Clarence House said the correspondence showed “the range of the Prince of Wales’ concerns and interests for this country and the wider world”.
It also defended his decision to write the letters, with a spokesman saying: “The publication of private letters can only inhibit his ability to express the concerns and suggestions which have been put to him in the course of his travels and meetings.”
In the same year there was controversy when it emerged Charles had been routinely receiving copies of confidential Cabinet papers for more than 20 years.
An official document released after a three-year freedom of information battle showed documents of the Cabinet and ministerial committees were being provided to a “standard circulation” list.
As well as the Queen, it included the Prince of Wales, although it was not suggested he had requested access. Heirs to the throne were believed to have been included in the group since the 1930s.
The papers, which would include details of ministers’ discussions on forthcoming legislation, are normally kept secret for at least 20 years.
Republic, the campaign group calling for the monarchy to be abolished, urged then-prime minister David Cameron to remove Charles from the list.
Charles has made his views on Britain’s buildings clear on numerous occasions over the decades, leading to an at-times tense relationship with architects.
During an infamous critique of a proposed extension to the National Gallery in 1984, he described the plans as a “monstrous carbuncle on the face of a much-loved and elegant friend”. The proposals were later changed.
He has also on occasion criticised the way architecture is taught, saying in 2009 that traditional buildings and projects are “looked down on”.

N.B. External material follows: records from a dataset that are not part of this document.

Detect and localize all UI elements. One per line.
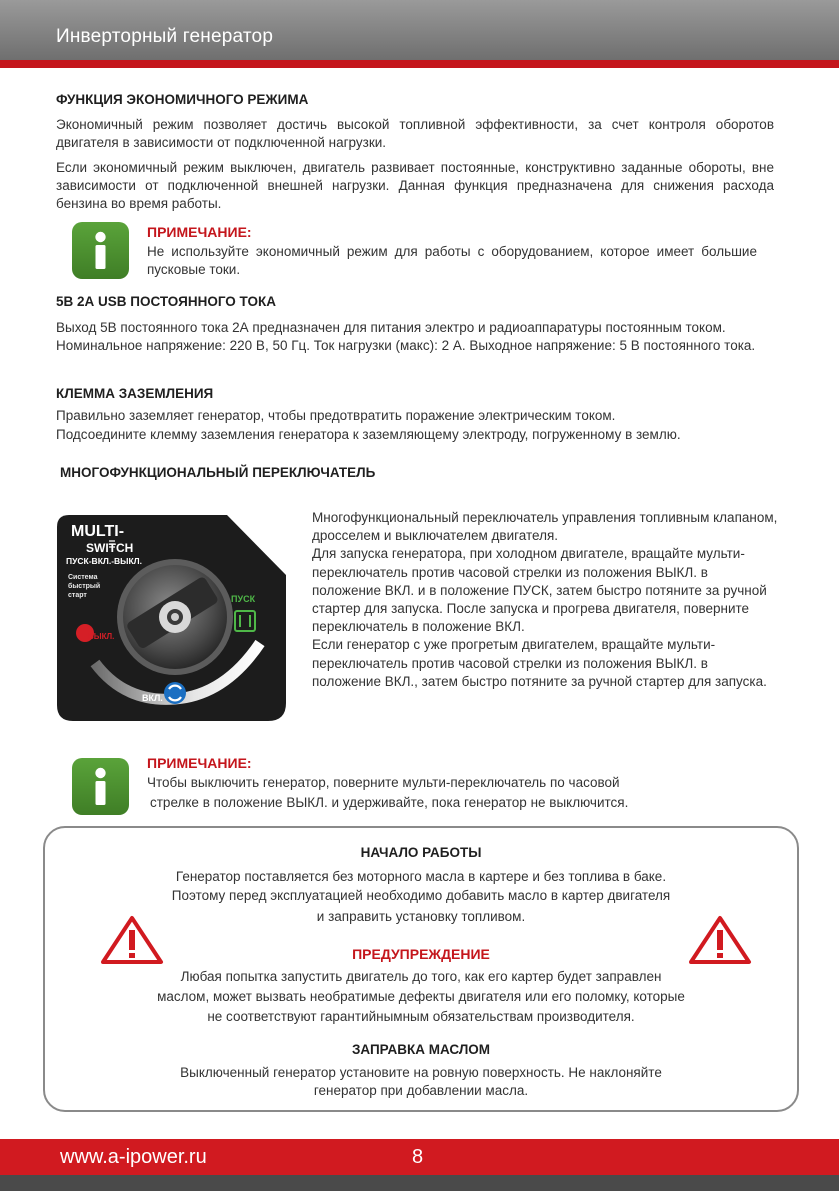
warning-title: ПРЕДУПРЕЖДЕНИЕ [352,946,490,962]
usb-heading: 5В 2А USB ПОСТОЯННОГО ТОКА [56,294,276,309]
switch-logo-multi: MULTI- [71,523,125,540]
oil-heading: ЗАПРАВКА МАСЛОМ [351,1042,491,1057]
eco-paragraph-2: Если экономичный режим выключен, двигатель развивает постоянные, конструктивно заданные обороты, вне зависимости от подключенной внешней нагрузки. Данная функция предназначена для снижения расхода бензина во время работы. [56,160,774,211]
ground-line-1: Правильно заземляет генератор, чтобы предотвратить поражение электрическим током. [56,408,616,423]
switch-logo-switch: SWITCH [86,541,134,555]
eco-heading: ФУНКЦИЯ ЭКОНОМИЧНОГО РЕЖИМА [56,92,309,107]
multiswitch-note-title: ПРИМЕЧАНИЕ: [147,755,252,771]
start-info-box [43,826,799,1112]
oil-line-1: Выключенный генератор установите на ровную поверхность. Не наклоняйте [180,1065,662,1080]
page-number: 8 [412,1146,424,1168]
start-line-1: Генератор поставляется без моторного масла в картере и без топлива в баке. [175,869,667,884]
multiswitch-illustration [55,513,288,723]
oil-line-2: генератор при добавлении масла. [313,1083,529,1098]
multiswitch-note-line-2: стрелке в положение ВЫКЛ. и удерживайте, пока генератор не выключится. [150,795,629,810]
footer-url: www.a-ipower.ru [60,1146,207,1168]
switch-modes-label: ПУСК-ВКЛ.-ВЫКЛ. [66,556,143,566]
switch-system-label: Система быстрый старт [68,574,101,599]
start-line-2: Поэтому перед эксплуатацией необходимо добавить масло в картер двигателя [171,888,671,903]
switch-vkl-label: ВКЛ. [142,693,163,703]
start-line-3: и заправить установку топливом. [316,909,526,924]
warning-line-2: маслом, может вызвать необратимые дефекты двигателя или его поломку, которые [157,989,685,1004]
footer-bottom-stripe [0,1175,839,1191]
multiswitch-paragraph-3: Если генератор с уже прогретым двигателем, вращайте мульти-переключатель против часовой стрелки из положения ВЫКЛ. в положение ВКЛ., затем быстро потяните за ручной стартер для запуска. [312,637,767,689]
header-accent-stripe [0,60,839,68]
switch-vykl-label: ВЫКЛ. [88,632,115,641]
warning-line-3: не соответствуют гарантийнымным обязательствам производителя. [207,1009,635,1024]
multiswitch-note-line-1: Чтобы выключить генератор, поверните мульти-переключатель по часовой [147,775,620,790]
header-bar [0,0,839,60]
multiswitch-paragraph-2: Для запуска генератора, при холодном двигателе, вращайте мульти-переключатель против часовой стрелки из положения ВЫКЛ. в положение ВКЛ. и в положение ПУСК, затем быстро потяните за ручной стартер для запуска. После запуска и прогрева двигателя, поверните переключатель в положение ВКЛ. [312,546,767,635]
info-icon [72,758,129,815]
eco-paragraph-1: Экономичный режим позволяет достичь высокой топливной эффективности, за счет контроля оборотов двигателя в зависимости от подключенной нагрузки. [56,117,774,150]
eco-note-text: Не используйте экономичный режим для работы с оборудованием, которое имеет большие пусковые токи. [147,244,757,277]
multiswitch-paragraph-1: Многофункциональный переключатель управления топливным клапаном, дросселем и выключателем двигателя. [312,510,778,544]
info-icon [72,222,129,279]
multiswitch-description [312,509,778,691]
ground-line-2: Подсоедините клемму заземления генератора к заземляющему электроду, погруженному в землю. [56,427,681,442]
usb-text: Выход 5В постоянного тока 2А предназначен для питания электро и радиоаппаратуры постоянным током. Номинальное напряжение: 220 В, 50 Гц. Ток нагрузки (макс): 2 А. Выходное напряжение: 5 В постоянного тока. [56,320,756,353]
multiswitch-heading: МНОГОФУНКЦИОНАЛЬНЫЙ ПЕРЕКЛЮЧАТЕЛЬ [60,465,376,480]
start-heading: НАЧАЛО РАБОТЫ [360,845,482,860]
ground-heading: КЛЕММА ЗАЗЕМЛЕНИЯ [56,386,214,401]
eco-note-title: ПРИМЕЧАНИЕ: [147,224,252,240]
header-title: Инверторный генератор [56,26,274,47]
warning-line-1: Любая попытка запустить двигатель до того, как его картер будет заправлен [180,969,662,984]
switch-pusk-label: ПУСК [231,594,256,604]
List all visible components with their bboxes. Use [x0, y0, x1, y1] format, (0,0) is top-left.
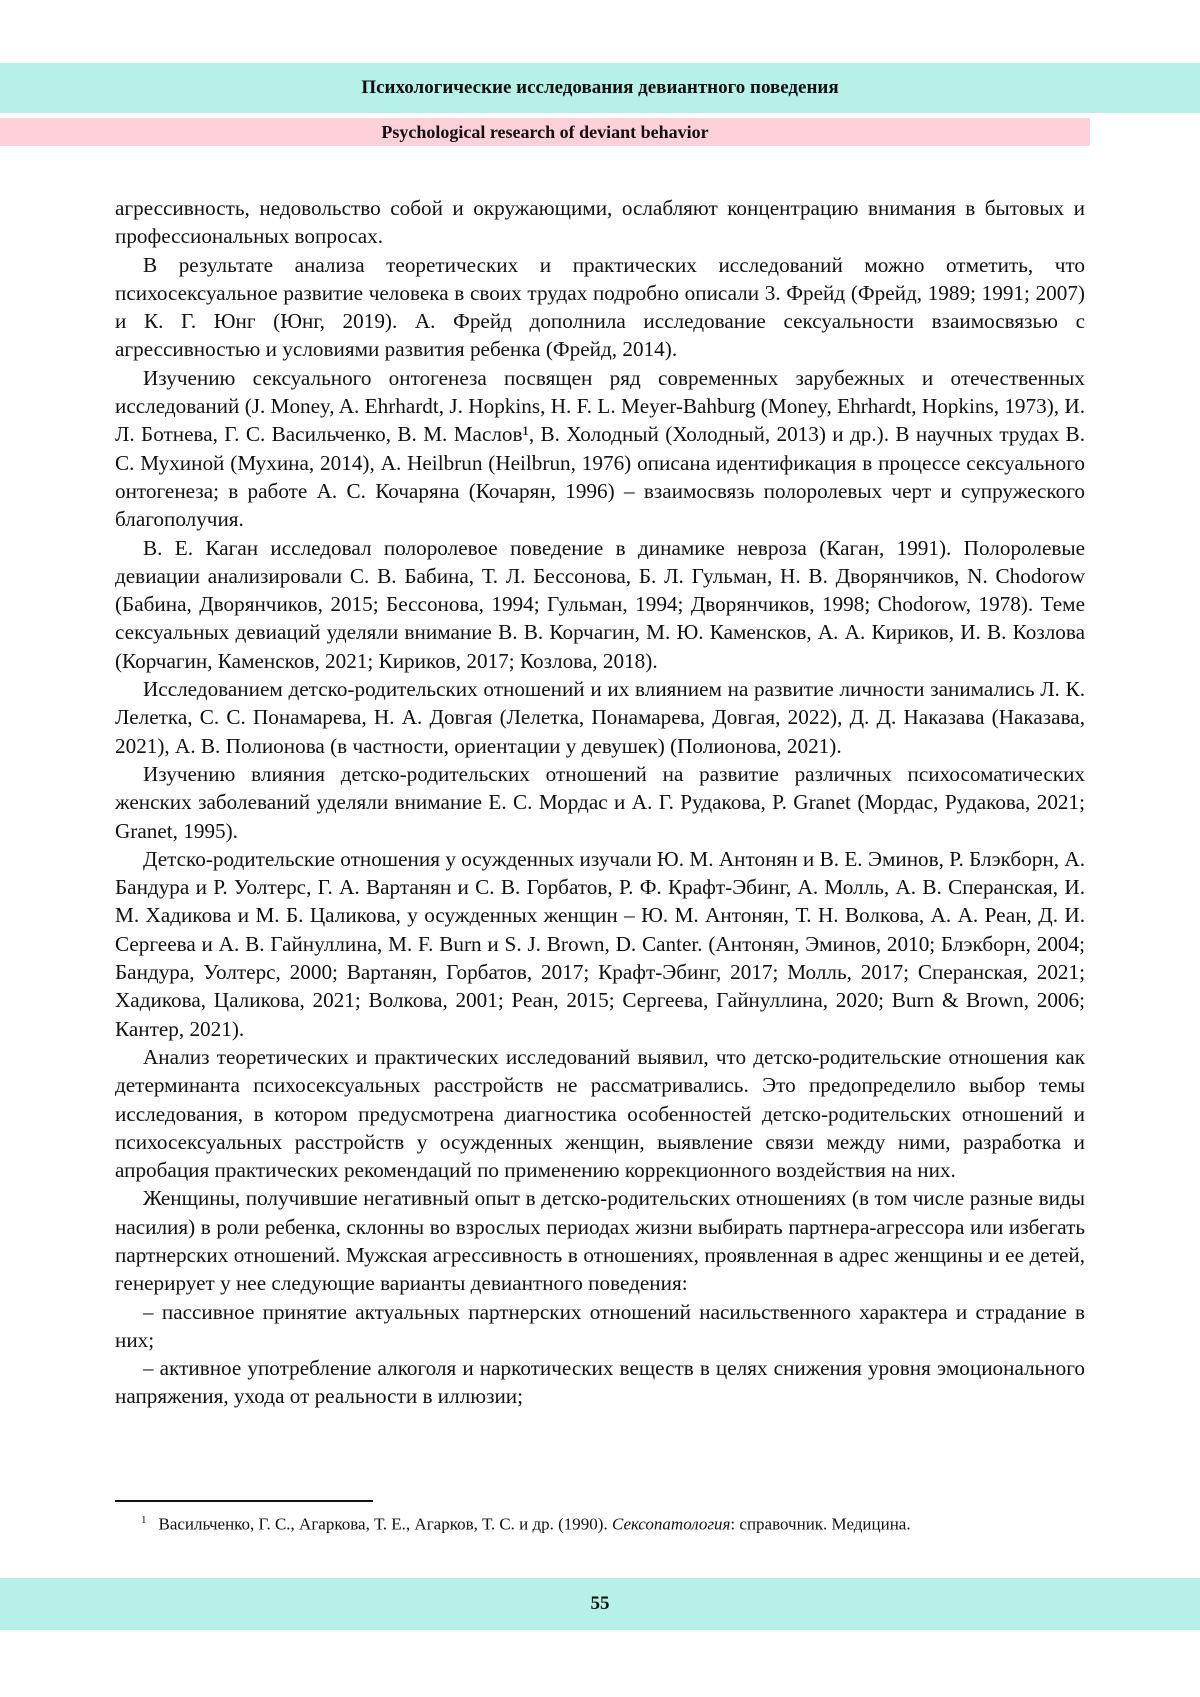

The same year, he intervened in the redevelopment of Chelsea Barracks in west London, writing to the owners to reconsider their designs.
The intervention provoked an angry response from some of the country’s leading architects, who warned he was threatening the “democratic process” with the “destructive” comments.
The Prince of Wales has long espoused the benefits of homeopathic remedies and complementary medicine – and come under fire from some in the medical profession as a result.
In a private letter to Mr Blair in 2005 he complained that a European Union directive on herbal medicinal products was having a “deleterious effect” on the UK’s complementary medicine sector by “effectively outlawing the use of certain herbal extracts”.
One of my great ambitions is to make sure more people understand just what remarkable and medicinal properties plants contain out there The Prince of Wales in 2001
In 2008 his Duchy Originals firm and British homeopathic manufacturer Nelson launched a range of herbal remedies.
The following year the UK medicines regulator told the firm to change the wording of a campaign promoting two products because their claims were misleading.
Prince Charles says that, as King, he would have to operate within the constitutional parameters. Pity that he did not feel this obligation as Prince!— Edzard Ernst (@EdzardErnst) November 8, 2018
One of Charles’s foremost critics on the subject, emeritus professor Edzard Ernst, caused uproar in 2011 when he described the prince as a “snake oil salesman” over an artichoke and dandelion tincture that claimed to detoxify the body.
Homeopathic remedies are not widely available on the NHS.
A 2010 report by MPs said the remedies perform no better than placebos, while in 2017 NHS England recommended that GPs and other prescribers should stop providing them.